Oleh Veeramalla Anjaiah
Setelah kematian Presiden (Chairman) China Mao Zedong pada tahun 1976, berkat pemimpin utamanya Deng Xiaoping, Komunis China meluncurkan reformasi ekonomi revolusioner untuk menempatkan negaranya pada lintasan pertumbuhan yang cepat dan pada akhirnya meningkatkan jangkauan globalnya.
Deng dan penerusnya mencoba untuk menciptakan "ekonomi pasar sosialis" di China.
"Mereka membuka China untuk perdagangan dan investasi, merombak sistem pajak dan peraturan, menyusutkan perusahaan milik negara yang membengkak dan mendorong bisnis swasta," tulis Hal Brands, seorang profesor di Universitas John Hopkins, dalam sebuah artikel berjudul "Bahaya Penurunan China" (The Dangers of China's Decline) dalam jurnal Foreign Policy pada tanggal 14 April 2022.
"Mendampingi reformasi politik membatasi kekuatan penguasa China dan memperbesar ruang kompetensi nonideologis dalam rezim.
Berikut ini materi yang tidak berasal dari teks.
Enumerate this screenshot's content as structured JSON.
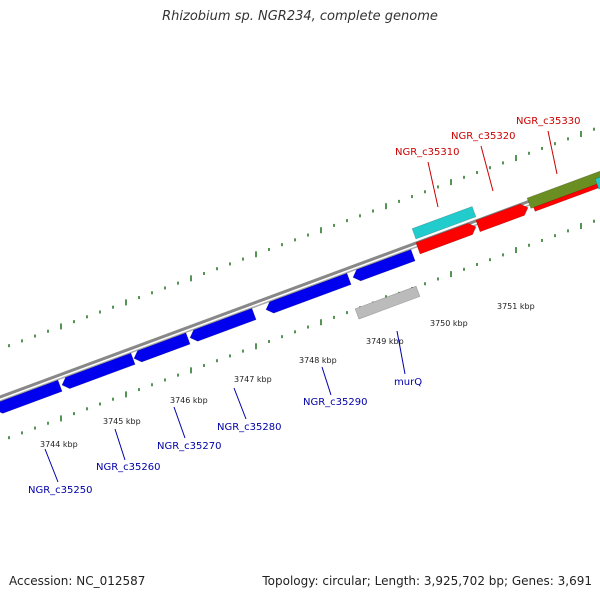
{
  "title": "Rhizobium sp. NGR234, complete genome",
  "footer": {
    "accession": "Accession: NC_012587",
    "summary": "Topology: circular; Length: 3,925,702 bp; Genes: 3,691"
  },
  "colors": {
    "forward_gene": "#ff0000",
    "reverse_gene": "#0000ee",
    "cyan_feature": "#22cccc",
    "olive_feature": "#6b8e23",
    "grey_feature": "#bbbbbb",
    "backbone": "#888888",
    "tick": "#2a7a2a",
    "forward_label": "#cc0000",
    "reverse_label": "#0000aa"
  },
  "scale": {
    "ticks": [
      {
        "kbp": 3744,
        "label": "3744 kbp"
      },
      {
        "kbp": 3745,
        "label": "3745 kbp"
      },
      {
        "kbp": 3746,
        "label": "3746 kbp"
      },
      {
        "kbp": 3747,
        "label": "3747 kbp"
      },
      {
        "kbp": 3748,
        "label": "3748 kbp"
      },
      {
        "kbp": 3749,
        "label": "3749 kbp"
      },
      {
        "kbp": 3750,
        "label": "3750 kbp"
      },
      {
        "kbp": 3751,
        "label": "3751 kbp"
      }
    ]
  },
  "genes": {
    "reverse": [
      {
        "label": "NGR_c35250",
        "labeled": true,
        "color": "#0000ee"
      },
      {
        "label": "NGR_c35260",
        "labeled": true,
        "color": "#0000ee"
      },
      {
        "label": "NGR_c35270",
        "labeled": true,
        "color": "#0000ee"
      },
      {
        "label": "NGR_c35280",
        "labeled": true,
        "color": "#0000ee"
      },
      {
        "label": "NGR_c35290",
        "labeled": true,
        "color": "#0000ee"
      },
      {
        "label": "murQ",
        "labeled": true,
        "color": "#0000ee"
      }
    ],
    "forward": [
      {
        "label": "NGR_c35310",
        "labeled": true,
        "color": "#ff0000"
      },
      {
        "label": "NGR_c35320",
        "labeled": true,
        "color": "#ff0000"
      },
      {
        "label": "NGR_c35330",
        "labeled": true,
        "color": "#ff0000"
      }
    ]
  }
}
PKC [Partai Komunis China] cukup mengendurkan cengkeramannya untuk memungkinkan spontanitas ekonomi --- dan menuai keuntungan dalam bentuk kemakmuran yang memperkuat kontrol politiknya."
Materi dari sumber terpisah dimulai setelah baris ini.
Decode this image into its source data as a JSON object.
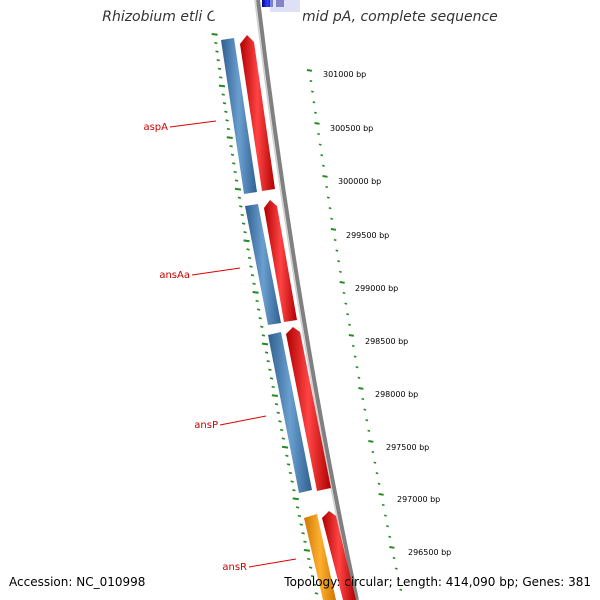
{
  "title": "Rhizobium etli CIAT 652 plasmid pA, complete sequence",
  "footer": {
    "accession": "Accession: NC_010998",
    "summary": "Topology: circular; Length: 414,090 bp; Genes: 381"
  },
  "scale_labels": [
    "301000 bp",
    "300500 bp",
    "300000 bp",
    "299500 bp",
    "299000 bp",
    "298500 bp",
    "298000 bp",
    "297500 bp",
    "297000 bp",
    "296500 bp"
  ],
  "gene_labels": [
    "aspA",
    "ansAa",
    "ansP",
    "ansR"
  ],
  "colors": {
    "cds": "#4a7fb5",
    "gene": "#ee1111",
    "regulator": "#ff9900",
    "neighbor": "#1a1acc",
    "tick": "#228b22",
    "backbone": "#808080",
    "label_line": "#dd0000"
  }
}
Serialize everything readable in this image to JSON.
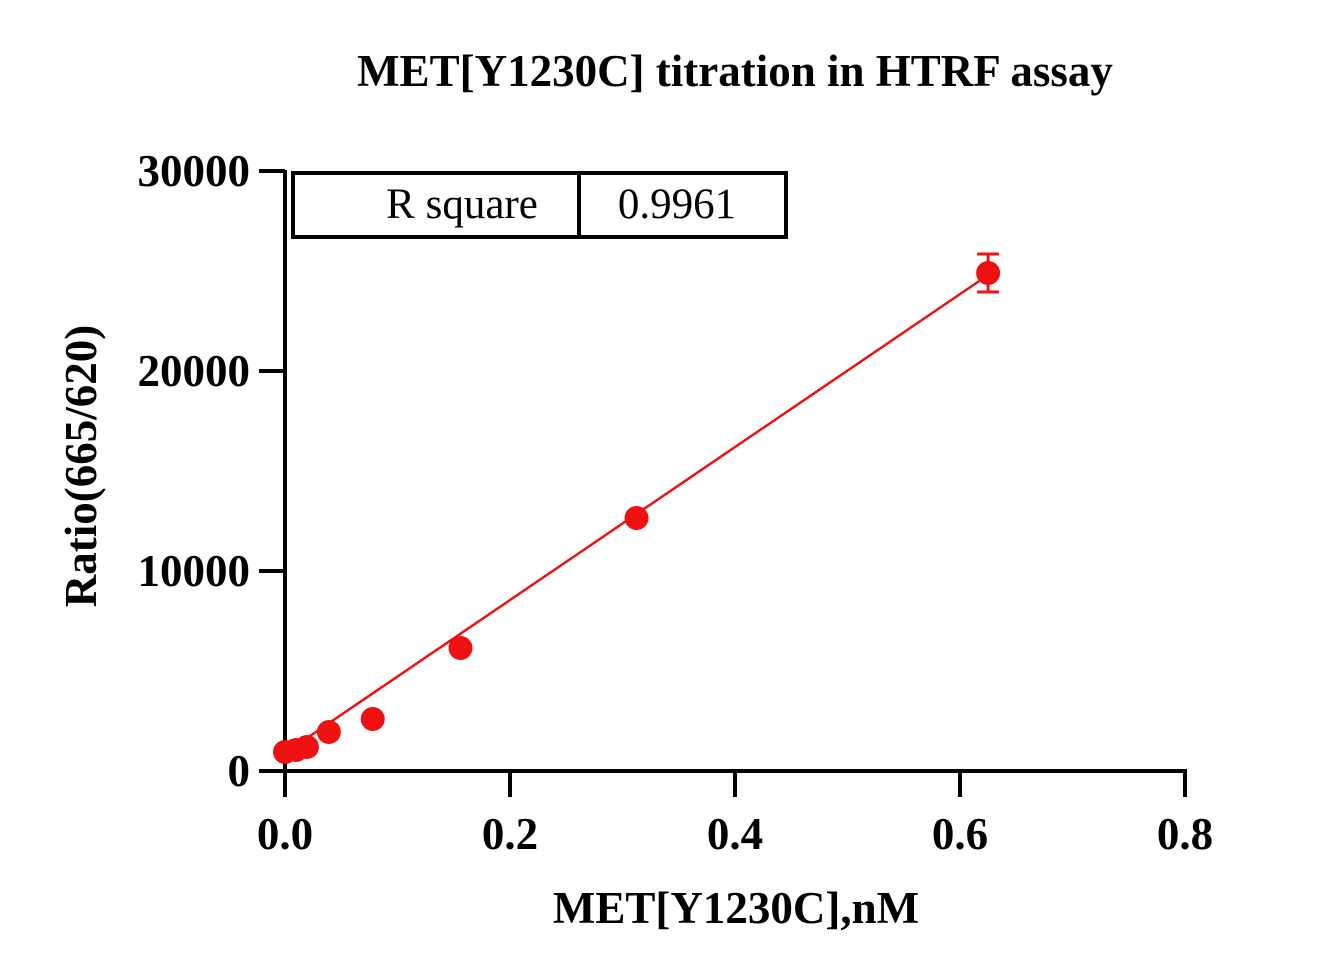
{
  "chart_data": {
    "type": "scatter",
    "title": "MET[Y1230C] titration in HTRF assay",
    "xlabel": "MET[Y1230C],nM",
    "ylabel": "Ratio(665/620)",
    "xlim": [
      0,
      0.8
    ],
    "ylim": [
      0,
      30000
    ],
    "x_ticks": [
      "0.0",
      "0.2",
      "0.4",
      "0.6",
      "0.8"
    ],
    "y_ticks": [
      "0",
      "10000",
      "20000",
      "30000"
    ],
    "series": [
      {
        "color": "#ee1111",
        "points": [
          {
            "x": 0.0,
            "y": 950,
            "err": 0
          },
          {
            "x": 0.0098,
            "y": 1050,
            "err": 0
          },
          {
            "x": 0.0195,
            "y": 1200,
            "err": 0
          },
          {
            "x": 0.039,
            "y": 1950,
            "err": 0
          },
          {
            "x": 0.078,
            "y": 2600,
            "err": 0
          },
          {
            "x": 0.156,
            "y": 6150,
            "err": 0
          },
          {
            "x": 0.3125,
            "y": 12650,
            "err": 0
          },
          {
            "x": 0.625,
            "y": 24900,
            "err": 950
          }
        ],
        "fit": {
          "type": "linear",
          "x_range": [
            0,
            0.625
          ],
          "y_range": [
            900,
            24800
          ]
        }
      }
    ],
    "annotation_table": {
      "label": "R square",
      "value": "0.9961"
    },
    "grid": false
  }
}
Kebijakan kebangkitan damai China juga telah berkontribusi pada perkembangan pesat seperti AS, Jepang, Taiwan dan negara-negara barat lainnya dan perusahaan multinasional mereka menggelontorkan investasi ratusan miliar dolar, mebawakan teknologi dan mengubah China menjadi pabrik global.
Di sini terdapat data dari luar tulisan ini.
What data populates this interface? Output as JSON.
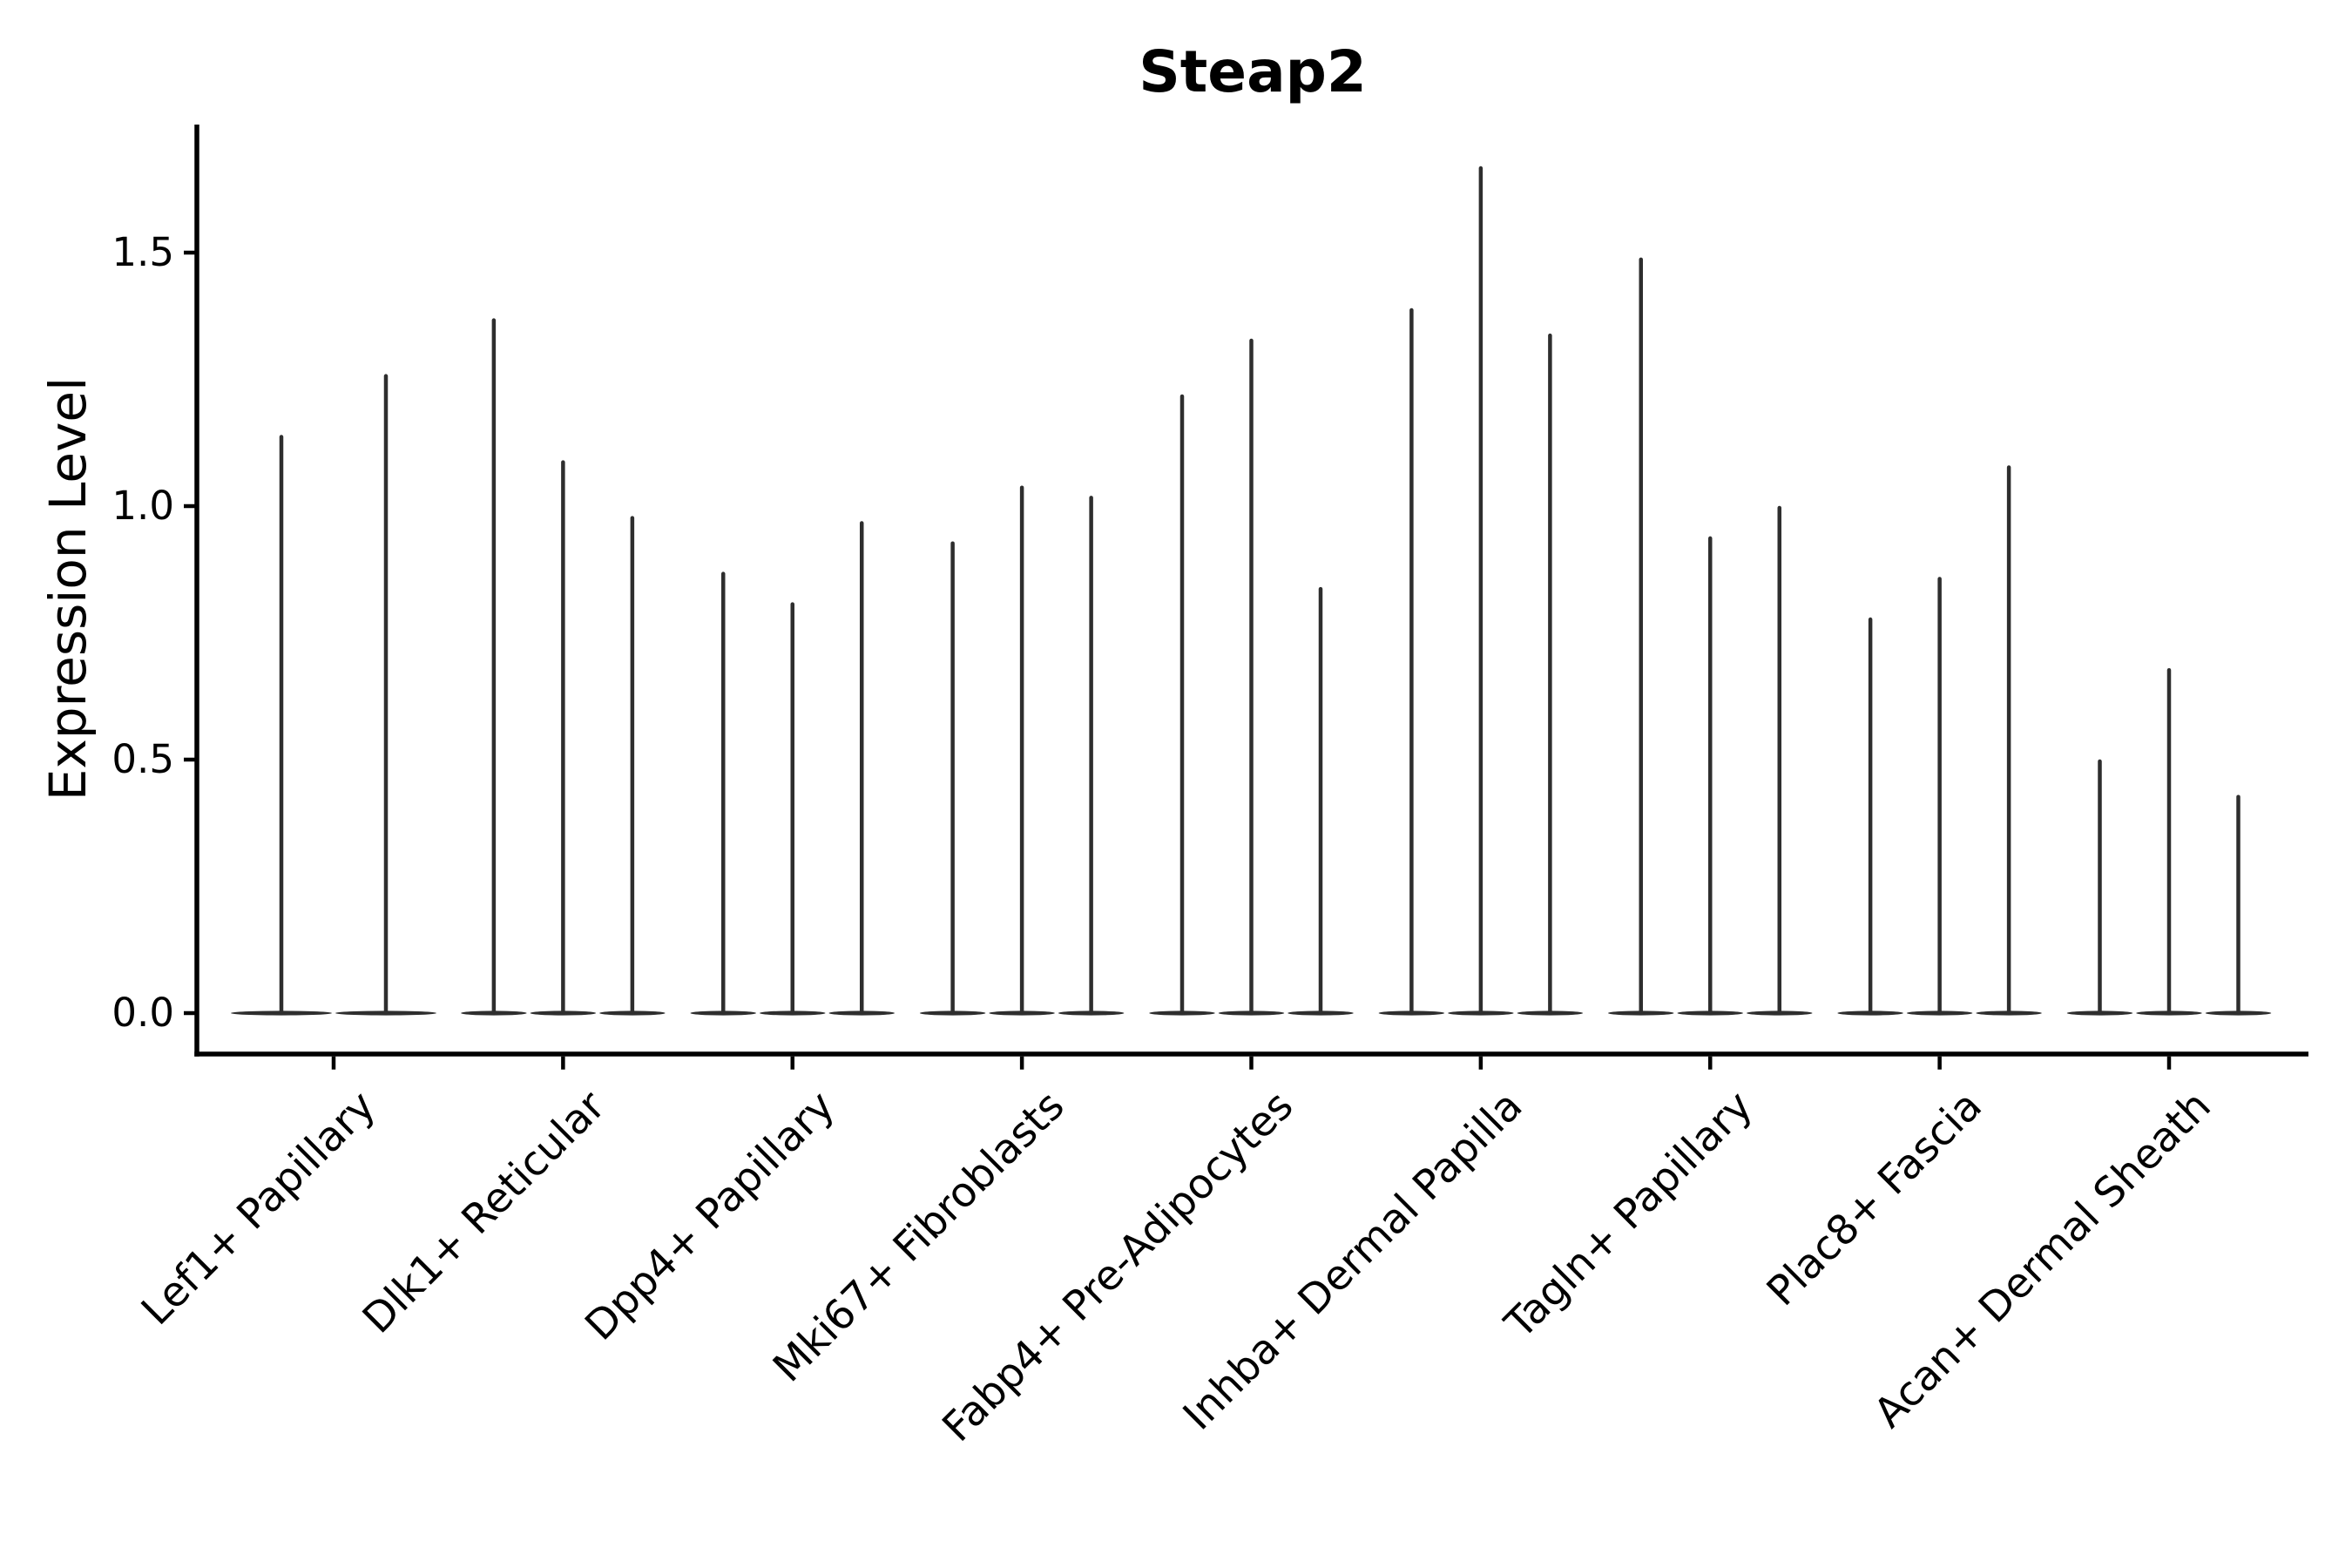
{
  "chart_data": {
    "type": "violin",
    "title": "Steap2",
    "ylabel": "Expression Level",
    "xlabel": "",
    "grid": "off",
    "legend": "none",
    "yticks": [
      0.0,
      0.5,
      1.0,
      1.5
    ],
    "ylim": [
      -0.08,
      1.75
    ],
    "baseline_value": 0.0,
    "categories": [
      "Lef1+ Papillary",
      "Dlk1+ Reticular",
      "Dpp4+ Papillary",
      "Mki67+ Fibroblasts",
      "Fabp4+ Pre-Adipocytes",
      "Inhba+ Dermal Papilla",
      "Tagln+ Papillary",
      "Plac8+ Fascia",
      "Acan+ Dermal Sheath"
    ],
    "groups": [
      {
        "label": "Lef1+ Papillary",
        "violin_max_values": [
          1.14,
          1.26
        ]
      },
      {
        "label": "Dlk1+ Reticular",
        "violin_max_values": [
          1.37,
          1.09,
          0.98
        ]
      },
      {
        "label": "Dpp4+ Papillary",
        "violin_max_values": [
          0.87,
          0.81,
          0.97
        ]
      },
      {
        "label": "Mki67+ Fibroblasts",
        "violin_max_values": [
          0.93,
          1.04,
          1.02
        ]
      },
      {
        "label": "Fabp4+ Pre-Adipocytes",
        "violin_max_values": [
          1.22,
          1.33,
          0.84
        ]
      },
      {
        "label": "Inhba+ Dermal Papilla",
        "violin_max_values": [
          1.39,
          1.67,
          1.34
        ]
      },
      {
        "label": "Tagln+ Papillary",
        "violin_max_values": [
          1.49,
          0.94,
          1.0
        ]
      },
      {
        "label": "Plac8+ Fascia",
        "violin_max_values": [
          0.78,
          0.86,
          1.08
        ]
      },
      {
        "label": "Acan+ Dermal Sheath",
        "violin_max_values": [
          0.5,
          0.68,
          0.43
        ]
      }
    ],
    "description": "Violin plot of gene expression; each group shows per-sample violins collapsed at 0 with thin spikes up to the max expression value.",
    "colors": {
      "violin_stroke": "#2e2e2e",
      "axis": "#000000",
      "background": "#ffffff",
      "text": "#000000"
    }
  }
}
Saat ini, pencapaian ekonomi dan militer China luar biasa. Dengan 1.4 miliar penduduknya, China memiliki ekonomi terbesar kedua di dunia dengan produk domestik bruto (PDB) sebesar AS$17.73 triliun dan memiliki kekuatan militer terkuat ketiga. China memiliki cadangan devisa senilai $3.18 triliun, tertinggi di dunia, per 31 Maret 2022. Tahun lalu, perdagangan China mencapai $6.01 triliun -- $3.31 triliun ekspor dan impor sebesar $2.70 triliun -- menjadikannya negara perdagangan nomor satu di dunia. China juga merupakan mitra dagang terbesar bagi lebih dari 120 negara, termasuk Indonesia.
Sejalan dengan pesatnya pertumbuhan ekonomi dan militer, China bermimpi untuk menjadi negara adidaya dan memainkan peran sentral dalam pemerintahan global (global governance) dengan karakteristik dan normanya sendiri.
Para pendukung Komunis China di Indonesia sudah mengatakan bahwa dunia harus menyambut baik peran China dalam pemerintahan global.
Harus dicatat bahwa China masih merupakan negara berkembang yang besar. Negara ini belum menjadi negara adidaya. China adalah negara Komunis yang dikontrol ketat, yang memiliki catatan hitam dalam demokrasi, kebebasan dan hak asasi manusia.